During the silent film era in Japan, which extended into the early 1930s, film screenings were accompanied by live narrators, called benshi. In the industry’s early years, benshi functioned much in the way scientific lecturers did in early American and European cinema, providing simple explanations about the new medium and the moving images on screen. Soon, however, benshi developed into full-fledged performers in their own right, enlivening the cinema experience with expressive word, gesture and music. Each with their own highly refined personal style, they deftly narrated action and dialogue to illuminate—and often to invent—emotions and themes that heightened the audience’s connection to the screen. Loosely related to the style of kabuki theater in which vocal intonation and rhythm carries significant meaning and feeling, benshi evolved in its golden age, between 1926-1931, as an art form unto itself. Well-established benshi such as Tokugawa Musei, Ikukoma Raiyfi, and Nakamura Koenami were treated as stars, reviewed by critics, featured in profiles (in 1909, the first issue of one of Japan’s earliest film journals featured a benshi on its cover) and commanded high salaries from exhibitors. The prominence and significant cultural influence of benshi prompted the government to try to regulate their practice, instituting a licensing system in 1917 and attempts were made to enhance their role as “educators” through training programs overseen by the Ministry of Education. The benshi were not without controversy, however. While some contemporary critics argued that the benshi were essential to differentiating Japanese film culture from the rest of the world’s output, others argued that the benshi, along with other theatrical elements, impeded the artistic and technical evolution of Japanese cinema into a fully modern art form. Benshi did vigorously resist the coming of sound to Japanese cinema and the practice continued, though with increasing rarity, into the sound era. The art, today, is carried on by a small group of specialized performers who have been apprenticed by the preceding generations of benshi, creating a continuous lineage back to the original performers.
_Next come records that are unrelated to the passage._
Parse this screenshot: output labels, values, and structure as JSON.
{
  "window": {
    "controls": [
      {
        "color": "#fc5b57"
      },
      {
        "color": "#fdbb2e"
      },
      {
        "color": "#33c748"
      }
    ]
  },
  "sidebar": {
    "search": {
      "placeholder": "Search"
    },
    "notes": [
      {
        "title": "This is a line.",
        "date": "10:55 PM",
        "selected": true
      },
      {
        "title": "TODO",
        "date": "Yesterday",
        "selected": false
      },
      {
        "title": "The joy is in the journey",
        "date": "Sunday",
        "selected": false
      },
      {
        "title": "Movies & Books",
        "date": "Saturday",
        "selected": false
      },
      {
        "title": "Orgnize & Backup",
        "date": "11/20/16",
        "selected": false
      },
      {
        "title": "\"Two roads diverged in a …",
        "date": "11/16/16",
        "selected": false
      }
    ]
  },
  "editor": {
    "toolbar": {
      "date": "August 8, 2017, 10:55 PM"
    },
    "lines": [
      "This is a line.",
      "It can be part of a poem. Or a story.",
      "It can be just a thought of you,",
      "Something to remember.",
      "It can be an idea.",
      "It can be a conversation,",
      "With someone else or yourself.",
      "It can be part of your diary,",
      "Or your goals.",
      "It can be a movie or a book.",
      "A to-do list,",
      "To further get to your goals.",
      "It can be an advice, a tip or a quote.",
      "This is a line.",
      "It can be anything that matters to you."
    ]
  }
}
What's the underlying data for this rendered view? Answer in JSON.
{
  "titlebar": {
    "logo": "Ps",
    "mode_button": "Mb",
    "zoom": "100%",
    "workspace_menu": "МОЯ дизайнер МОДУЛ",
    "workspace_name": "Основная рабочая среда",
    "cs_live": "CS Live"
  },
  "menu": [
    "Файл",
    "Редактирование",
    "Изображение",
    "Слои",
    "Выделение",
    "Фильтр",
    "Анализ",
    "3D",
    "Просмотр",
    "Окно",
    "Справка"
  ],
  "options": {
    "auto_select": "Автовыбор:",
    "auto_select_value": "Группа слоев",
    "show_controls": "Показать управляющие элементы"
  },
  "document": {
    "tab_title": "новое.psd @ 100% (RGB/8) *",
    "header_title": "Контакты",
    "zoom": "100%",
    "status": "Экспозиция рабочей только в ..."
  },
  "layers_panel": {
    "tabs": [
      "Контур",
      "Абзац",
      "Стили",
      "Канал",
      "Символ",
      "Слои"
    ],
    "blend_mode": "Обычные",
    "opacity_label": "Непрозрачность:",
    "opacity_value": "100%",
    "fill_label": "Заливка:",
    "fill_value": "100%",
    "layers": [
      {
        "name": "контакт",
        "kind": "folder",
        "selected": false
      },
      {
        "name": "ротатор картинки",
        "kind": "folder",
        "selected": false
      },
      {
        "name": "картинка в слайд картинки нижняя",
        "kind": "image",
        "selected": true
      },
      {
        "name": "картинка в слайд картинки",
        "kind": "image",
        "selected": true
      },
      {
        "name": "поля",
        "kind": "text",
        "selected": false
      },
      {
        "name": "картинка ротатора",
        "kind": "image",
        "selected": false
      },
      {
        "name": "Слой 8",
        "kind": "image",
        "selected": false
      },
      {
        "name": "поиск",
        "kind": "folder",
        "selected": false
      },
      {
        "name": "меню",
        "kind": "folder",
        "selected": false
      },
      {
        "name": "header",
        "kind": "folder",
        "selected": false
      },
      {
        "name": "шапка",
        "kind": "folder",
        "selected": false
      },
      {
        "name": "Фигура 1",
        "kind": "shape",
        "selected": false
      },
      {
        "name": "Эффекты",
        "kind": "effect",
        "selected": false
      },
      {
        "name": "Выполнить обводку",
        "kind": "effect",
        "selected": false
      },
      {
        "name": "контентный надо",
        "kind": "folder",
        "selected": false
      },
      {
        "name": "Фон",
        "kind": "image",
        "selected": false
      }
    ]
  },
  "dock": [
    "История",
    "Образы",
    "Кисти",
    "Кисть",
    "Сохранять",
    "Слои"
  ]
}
The Archive and the Tadashi Yanai Initiative for Globalizing Japanese Humanities are pleased to present this major benshi event in Los Angeles which will afford audiences a once-in-a-lifetime chance to experience this unique art form in all its rich textures. Pairing rare prints of Japanese classics and new restorations of American masterworks, this weekend-long series features performances by three of Japan’s most renowned contemporary benshi, Kataoka Ichirō, Sakamoto Raikō, and Ōmori Kumiko. Trained by benshi masters of the previous generation, they will each perform their unique art live on stage in Japanese (with English subtitles) to multiple films over the course of the weekend. Every performance and screening will be accompanied by a musical ensemble with traditional Japanese instrumentation, featuring Yuasa Jōichi (conductor, shamisen), Tanbara Kaname (piano), Furuhashi Yuki (violin), Suzuki Makiko (flute), Katada Kisayo (drums).

Special thanks to the Tadashi Yanai Initiative for Globalizing Japanese Humanities, The Tsubouchi Memorial Theatre Museum at Waseda University and the Top Global University Project, Global Japanese Studies Model Unit, Waseda University (MEXT Grant), National Film Archive of Japan.

I’ve always loved old school screenings of silent films, but I’ve never experienced benshi. This sounds like it could be pretty cool and definitely unique as its own artform.